Canada's universal health system is far from universal.
The public health-insurance program known commonly as medicare offers first-dollar coverage of "medically necessary" physician services and hospital care.
For the rest – prescription drugs, psychological care, rehabilitation, home care, dental care etc. – it's a crapshoot, meaning that your public health-insurance coverage will depend on factors such as your income, age, employment status, province of residence, medical condition and so on.
The most glaring omission is drugs. That many prescription drugs are medically necessary is inarguable. Yet, technically, drugs are covered by medicare only when a patient is in hospital. (Though a number of programs have been created over the years to ensure access for seniors, low-income citizens and patients with particular conditions.)
There are dozens of public drug plans but nothing remotely approaching universal pharmacare. There are still a few hundred thousand Canadians with no drug coverage and millions more with inadequate drug coverage. (The numbers are a bit vague because terms of coverage are constantly shifting.)
In recent months, in the lead-up to the federal election campaign, there has been a flurry of attention about the economic benefits of pharmacare.
Studies published in the Canadian Medical Association Journal, by the C.D. Howe Institute, the Institute for Research On Public Policy and the Canadian Federation of Nurses Unions have all come to essentially the same conclusion: Canada could save a whole whack of money if it replaced its current patchwork of private and public plans with a single national pharmacare plan. Those estimated savings range from $4.2-billion to $11.4-billion on the annual prescription-drug bill, which currently sits at $29.3-billion.
Given those eye-popping figures, it seems inconceivable that Ottawa and the provinces have not acted. But you can't trim billions off the national drug bill with the snap of a finger. Many measures are required, and each has consequences.
In the mathematical models, the savings would come principally from two policy changes: Bulk buying of drugs and aggressive use of generic drugs over brand names. There is no question that current practices are inefficient (the federal government alone has five insurance plans that purchase drugs separately) but provinces are moving, painfully slowly, to make joint purchases to bring costs down.
The main reason we tolerate higher drug costs is to maintain the presence of drug companies, both brand name and generic, in Canada. If prices are slashed, jobs will be lost and availability of drugs will be limited in some instances. The impact is debatable, but it cannot be discounted entirely.
But the far more important question is about who will pay for drugs if a national pharmacare plan is created. Currently, about 42 per cent of drug costs are paid by public drug plans (including Workers' Compensation), 36 per cent are paid by private drug plans, and 22 per cent are paid out-of-pocket. Most Canadians rely on private drug insurance but the most costly patients are on public plans.
Under the publicly funded pharmacare model being touted most loudly, there would be a massive shift of costs – from employers and employees who are paying private insurance, to the public treasury. Insurers would not take this lying down. Nor would employers and employees necessarily be enthusiastic, because they will likely see less generous coverage.
The other approach is to make drug insurance mandatory, as Quebec has done, so that it is provided by employers, purchased privately or from a low-cost public plan. The problem with Quebec's approach, however, is that while it ensures universal drug coverage, it does not ensure equitable drug coverage.

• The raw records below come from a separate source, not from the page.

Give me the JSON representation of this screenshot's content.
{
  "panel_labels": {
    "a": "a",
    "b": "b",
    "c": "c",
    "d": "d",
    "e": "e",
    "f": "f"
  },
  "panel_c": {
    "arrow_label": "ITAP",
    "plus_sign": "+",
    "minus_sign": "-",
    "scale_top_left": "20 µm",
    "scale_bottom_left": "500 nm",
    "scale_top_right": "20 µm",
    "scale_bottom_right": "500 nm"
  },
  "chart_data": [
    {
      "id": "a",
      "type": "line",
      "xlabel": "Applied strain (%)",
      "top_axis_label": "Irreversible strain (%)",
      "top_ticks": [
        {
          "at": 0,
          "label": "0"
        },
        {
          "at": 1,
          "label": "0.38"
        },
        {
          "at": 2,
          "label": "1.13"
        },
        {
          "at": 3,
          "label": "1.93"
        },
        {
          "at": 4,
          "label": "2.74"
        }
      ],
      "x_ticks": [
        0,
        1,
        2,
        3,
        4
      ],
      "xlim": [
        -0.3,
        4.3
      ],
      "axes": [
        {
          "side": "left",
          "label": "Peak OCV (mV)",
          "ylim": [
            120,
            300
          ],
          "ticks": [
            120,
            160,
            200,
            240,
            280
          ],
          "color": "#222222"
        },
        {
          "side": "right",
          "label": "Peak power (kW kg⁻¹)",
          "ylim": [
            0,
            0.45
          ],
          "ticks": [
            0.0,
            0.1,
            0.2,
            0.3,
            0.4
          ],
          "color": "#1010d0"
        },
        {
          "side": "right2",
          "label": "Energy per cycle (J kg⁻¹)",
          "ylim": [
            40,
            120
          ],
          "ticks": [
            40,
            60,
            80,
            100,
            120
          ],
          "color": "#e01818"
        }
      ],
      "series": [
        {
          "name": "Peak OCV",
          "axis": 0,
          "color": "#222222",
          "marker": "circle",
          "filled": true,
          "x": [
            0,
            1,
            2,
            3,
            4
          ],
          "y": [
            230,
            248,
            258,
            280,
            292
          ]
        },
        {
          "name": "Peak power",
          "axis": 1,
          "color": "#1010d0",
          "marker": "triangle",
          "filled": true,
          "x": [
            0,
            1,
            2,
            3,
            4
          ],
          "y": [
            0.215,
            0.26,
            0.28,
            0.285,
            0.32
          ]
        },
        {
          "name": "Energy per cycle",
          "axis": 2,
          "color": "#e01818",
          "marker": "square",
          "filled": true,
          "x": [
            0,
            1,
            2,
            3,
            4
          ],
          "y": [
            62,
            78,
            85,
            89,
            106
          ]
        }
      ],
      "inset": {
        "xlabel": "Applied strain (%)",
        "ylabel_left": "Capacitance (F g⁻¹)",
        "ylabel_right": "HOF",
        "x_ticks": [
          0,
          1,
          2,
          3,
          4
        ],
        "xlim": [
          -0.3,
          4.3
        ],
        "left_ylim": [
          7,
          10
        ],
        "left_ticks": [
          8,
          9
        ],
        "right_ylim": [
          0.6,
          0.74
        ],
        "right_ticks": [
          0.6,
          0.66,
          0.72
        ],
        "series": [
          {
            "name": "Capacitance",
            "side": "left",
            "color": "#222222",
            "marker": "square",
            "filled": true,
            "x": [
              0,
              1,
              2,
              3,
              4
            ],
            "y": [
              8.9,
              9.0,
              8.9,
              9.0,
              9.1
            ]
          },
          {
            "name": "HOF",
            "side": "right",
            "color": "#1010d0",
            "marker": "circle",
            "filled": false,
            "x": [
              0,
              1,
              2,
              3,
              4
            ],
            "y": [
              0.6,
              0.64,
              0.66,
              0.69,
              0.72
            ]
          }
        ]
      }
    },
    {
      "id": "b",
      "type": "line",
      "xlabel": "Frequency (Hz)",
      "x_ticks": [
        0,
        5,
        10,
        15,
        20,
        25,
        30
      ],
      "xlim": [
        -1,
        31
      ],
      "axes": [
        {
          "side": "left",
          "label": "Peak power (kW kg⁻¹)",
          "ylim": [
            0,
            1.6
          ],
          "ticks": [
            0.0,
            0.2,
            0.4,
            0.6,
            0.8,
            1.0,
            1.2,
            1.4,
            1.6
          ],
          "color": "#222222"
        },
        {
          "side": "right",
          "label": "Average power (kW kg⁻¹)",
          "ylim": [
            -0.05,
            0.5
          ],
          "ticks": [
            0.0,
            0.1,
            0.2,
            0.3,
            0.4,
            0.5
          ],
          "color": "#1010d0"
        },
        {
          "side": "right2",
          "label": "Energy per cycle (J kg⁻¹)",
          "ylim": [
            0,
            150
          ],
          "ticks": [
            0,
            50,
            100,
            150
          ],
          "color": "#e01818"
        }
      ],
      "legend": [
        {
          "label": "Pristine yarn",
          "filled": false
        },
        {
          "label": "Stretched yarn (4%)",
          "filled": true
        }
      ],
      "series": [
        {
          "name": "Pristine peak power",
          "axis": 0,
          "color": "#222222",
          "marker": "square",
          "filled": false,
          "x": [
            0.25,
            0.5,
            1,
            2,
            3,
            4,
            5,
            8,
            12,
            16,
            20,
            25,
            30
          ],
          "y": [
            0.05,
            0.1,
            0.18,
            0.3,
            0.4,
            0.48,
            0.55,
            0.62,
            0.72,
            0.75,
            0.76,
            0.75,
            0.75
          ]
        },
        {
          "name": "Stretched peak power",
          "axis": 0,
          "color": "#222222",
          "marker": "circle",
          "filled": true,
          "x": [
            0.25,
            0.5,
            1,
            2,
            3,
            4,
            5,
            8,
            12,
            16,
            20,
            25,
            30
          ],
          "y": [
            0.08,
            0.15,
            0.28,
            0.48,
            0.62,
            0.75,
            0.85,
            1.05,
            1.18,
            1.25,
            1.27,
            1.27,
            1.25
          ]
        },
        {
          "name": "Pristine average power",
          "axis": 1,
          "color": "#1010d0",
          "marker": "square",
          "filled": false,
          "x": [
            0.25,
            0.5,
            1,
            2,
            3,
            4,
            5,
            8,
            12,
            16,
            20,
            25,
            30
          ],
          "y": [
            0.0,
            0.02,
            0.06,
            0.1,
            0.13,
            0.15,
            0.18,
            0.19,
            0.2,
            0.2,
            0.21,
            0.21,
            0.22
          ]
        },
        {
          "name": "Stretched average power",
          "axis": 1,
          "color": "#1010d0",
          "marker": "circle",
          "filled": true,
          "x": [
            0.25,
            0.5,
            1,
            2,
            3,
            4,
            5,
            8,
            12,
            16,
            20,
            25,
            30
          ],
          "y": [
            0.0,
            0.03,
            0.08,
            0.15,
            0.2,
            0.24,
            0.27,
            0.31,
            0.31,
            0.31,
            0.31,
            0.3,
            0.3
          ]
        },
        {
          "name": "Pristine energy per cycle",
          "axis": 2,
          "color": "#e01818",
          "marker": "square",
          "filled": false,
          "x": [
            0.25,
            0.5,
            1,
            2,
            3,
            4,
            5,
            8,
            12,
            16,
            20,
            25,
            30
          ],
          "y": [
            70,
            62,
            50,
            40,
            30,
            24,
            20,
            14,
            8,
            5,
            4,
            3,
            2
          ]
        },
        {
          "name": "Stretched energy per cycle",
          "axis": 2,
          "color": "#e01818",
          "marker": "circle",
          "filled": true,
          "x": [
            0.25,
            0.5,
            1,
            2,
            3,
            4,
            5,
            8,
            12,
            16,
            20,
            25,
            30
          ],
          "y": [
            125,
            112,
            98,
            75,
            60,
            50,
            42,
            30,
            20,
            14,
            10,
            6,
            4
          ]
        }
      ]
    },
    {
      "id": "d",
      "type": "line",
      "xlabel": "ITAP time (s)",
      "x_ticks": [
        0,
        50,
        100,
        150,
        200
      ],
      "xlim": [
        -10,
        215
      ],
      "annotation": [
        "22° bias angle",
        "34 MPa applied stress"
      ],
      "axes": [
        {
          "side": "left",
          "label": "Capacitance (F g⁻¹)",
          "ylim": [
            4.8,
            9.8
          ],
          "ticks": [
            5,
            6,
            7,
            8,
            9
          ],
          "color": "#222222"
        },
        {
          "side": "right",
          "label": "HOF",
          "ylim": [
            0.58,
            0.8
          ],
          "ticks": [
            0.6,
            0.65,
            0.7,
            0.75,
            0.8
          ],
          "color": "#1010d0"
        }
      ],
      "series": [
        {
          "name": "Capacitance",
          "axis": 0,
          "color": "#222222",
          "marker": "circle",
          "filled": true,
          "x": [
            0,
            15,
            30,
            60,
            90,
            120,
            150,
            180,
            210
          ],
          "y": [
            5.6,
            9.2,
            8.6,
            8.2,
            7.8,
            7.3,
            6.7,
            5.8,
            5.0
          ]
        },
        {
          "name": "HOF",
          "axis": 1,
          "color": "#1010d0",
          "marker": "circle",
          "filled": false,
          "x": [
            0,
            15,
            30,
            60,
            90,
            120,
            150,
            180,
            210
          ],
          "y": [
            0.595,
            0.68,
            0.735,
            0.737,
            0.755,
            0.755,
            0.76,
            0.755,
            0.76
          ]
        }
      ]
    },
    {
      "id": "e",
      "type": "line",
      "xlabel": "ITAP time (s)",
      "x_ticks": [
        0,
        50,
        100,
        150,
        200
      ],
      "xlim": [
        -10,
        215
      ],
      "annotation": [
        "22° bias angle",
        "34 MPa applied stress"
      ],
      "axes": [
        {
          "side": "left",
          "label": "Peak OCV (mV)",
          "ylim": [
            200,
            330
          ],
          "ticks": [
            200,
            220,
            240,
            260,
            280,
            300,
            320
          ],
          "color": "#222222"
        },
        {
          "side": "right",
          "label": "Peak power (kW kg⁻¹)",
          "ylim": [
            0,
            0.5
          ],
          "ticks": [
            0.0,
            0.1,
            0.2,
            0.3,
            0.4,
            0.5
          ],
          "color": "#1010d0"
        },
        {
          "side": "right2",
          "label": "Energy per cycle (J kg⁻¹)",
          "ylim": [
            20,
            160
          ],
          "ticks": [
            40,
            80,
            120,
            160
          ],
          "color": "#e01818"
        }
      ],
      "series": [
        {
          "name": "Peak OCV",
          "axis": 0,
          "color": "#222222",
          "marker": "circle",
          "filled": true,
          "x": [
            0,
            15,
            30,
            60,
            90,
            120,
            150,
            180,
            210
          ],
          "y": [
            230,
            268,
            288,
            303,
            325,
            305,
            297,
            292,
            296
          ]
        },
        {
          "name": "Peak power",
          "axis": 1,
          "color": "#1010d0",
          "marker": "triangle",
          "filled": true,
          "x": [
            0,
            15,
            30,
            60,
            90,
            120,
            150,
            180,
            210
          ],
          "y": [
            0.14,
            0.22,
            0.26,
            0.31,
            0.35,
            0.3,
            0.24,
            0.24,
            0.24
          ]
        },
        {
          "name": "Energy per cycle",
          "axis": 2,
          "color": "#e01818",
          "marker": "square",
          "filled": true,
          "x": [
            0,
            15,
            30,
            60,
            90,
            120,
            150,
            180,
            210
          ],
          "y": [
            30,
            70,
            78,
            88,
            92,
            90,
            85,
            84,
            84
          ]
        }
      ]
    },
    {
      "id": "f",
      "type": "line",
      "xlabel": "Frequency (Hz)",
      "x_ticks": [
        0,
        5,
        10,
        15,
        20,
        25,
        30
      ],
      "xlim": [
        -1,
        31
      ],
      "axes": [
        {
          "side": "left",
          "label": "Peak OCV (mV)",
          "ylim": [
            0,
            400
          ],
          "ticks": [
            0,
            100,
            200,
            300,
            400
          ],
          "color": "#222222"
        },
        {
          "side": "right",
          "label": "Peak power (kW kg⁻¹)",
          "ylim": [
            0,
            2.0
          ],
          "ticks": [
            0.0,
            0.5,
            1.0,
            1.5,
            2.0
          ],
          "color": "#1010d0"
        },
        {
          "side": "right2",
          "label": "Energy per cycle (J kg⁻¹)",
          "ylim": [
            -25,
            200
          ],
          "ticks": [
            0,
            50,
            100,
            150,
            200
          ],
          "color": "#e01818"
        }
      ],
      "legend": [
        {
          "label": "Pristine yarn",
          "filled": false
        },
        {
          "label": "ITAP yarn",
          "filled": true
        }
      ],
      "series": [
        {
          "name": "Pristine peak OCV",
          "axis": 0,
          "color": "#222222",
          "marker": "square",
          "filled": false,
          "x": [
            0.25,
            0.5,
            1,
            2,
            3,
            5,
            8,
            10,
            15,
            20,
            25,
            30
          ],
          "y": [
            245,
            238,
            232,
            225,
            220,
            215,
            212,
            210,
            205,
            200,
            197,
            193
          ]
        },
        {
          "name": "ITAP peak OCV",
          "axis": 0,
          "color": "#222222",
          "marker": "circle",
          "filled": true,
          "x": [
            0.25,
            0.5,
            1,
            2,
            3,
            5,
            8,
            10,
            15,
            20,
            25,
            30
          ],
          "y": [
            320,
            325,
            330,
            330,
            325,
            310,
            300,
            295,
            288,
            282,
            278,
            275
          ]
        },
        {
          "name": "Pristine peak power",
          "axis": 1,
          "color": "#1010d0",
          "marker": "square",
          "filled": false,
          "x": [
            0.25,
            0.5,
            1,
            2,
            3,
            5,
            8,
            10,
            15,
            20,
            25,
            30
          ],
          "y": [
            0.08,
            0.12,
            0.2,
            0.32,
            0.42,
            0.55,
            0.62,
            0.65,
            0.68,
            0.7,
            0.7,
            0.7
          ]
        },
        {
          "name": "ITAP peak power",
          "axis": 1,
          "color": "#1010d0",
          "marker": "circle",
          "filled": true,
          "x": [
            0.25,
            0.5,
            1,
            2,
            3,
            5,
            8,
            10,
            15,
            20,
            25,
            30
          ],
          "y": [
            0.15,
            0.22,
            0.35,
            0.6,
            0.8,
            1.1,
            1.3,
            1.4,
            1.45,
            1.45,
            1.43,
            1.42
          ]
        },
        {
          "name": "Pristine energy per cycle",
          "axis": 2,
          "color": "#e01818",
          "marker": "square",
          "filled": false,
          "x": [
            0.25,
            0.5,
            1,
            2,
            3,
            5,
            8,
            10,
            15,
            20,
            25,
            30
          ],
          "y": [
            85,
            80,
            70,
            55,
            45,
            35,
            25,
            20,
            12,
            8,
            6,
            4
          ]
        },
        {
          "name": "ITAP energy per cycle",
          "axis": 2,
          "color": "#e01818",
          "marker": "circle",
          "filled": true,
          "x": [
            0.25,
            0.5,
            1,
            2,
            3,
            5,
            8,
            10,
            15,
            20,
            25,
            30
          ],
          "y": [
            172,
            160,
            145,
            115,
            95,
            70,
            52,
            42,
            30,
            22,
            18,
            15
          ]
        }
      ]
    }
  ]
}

In fact, since Quebec adopted pharmacare in 1996, costs have soared because demand has soared, to the point where the provincial health ombudsman has warned that it is unsustainable. The Quebec experience is a sobering reminder that programs hailed as money-savers rarely turn out to be so.
That is what Ottawa and the provinces fear more than anything, and no mathematical model can quell that fear.
The starting point of the discussion has to be: How do we create a health system that is more fair, equitable and affordable? Do we dare reconsider not only how we fund drugs, but physician and hospital services?
Are Canadians ready to open that Pandora's box? Or will we continue, as we have done for half a century, to content ourselves with the status quo – a medicare system that is expensive and comfortably mediocre?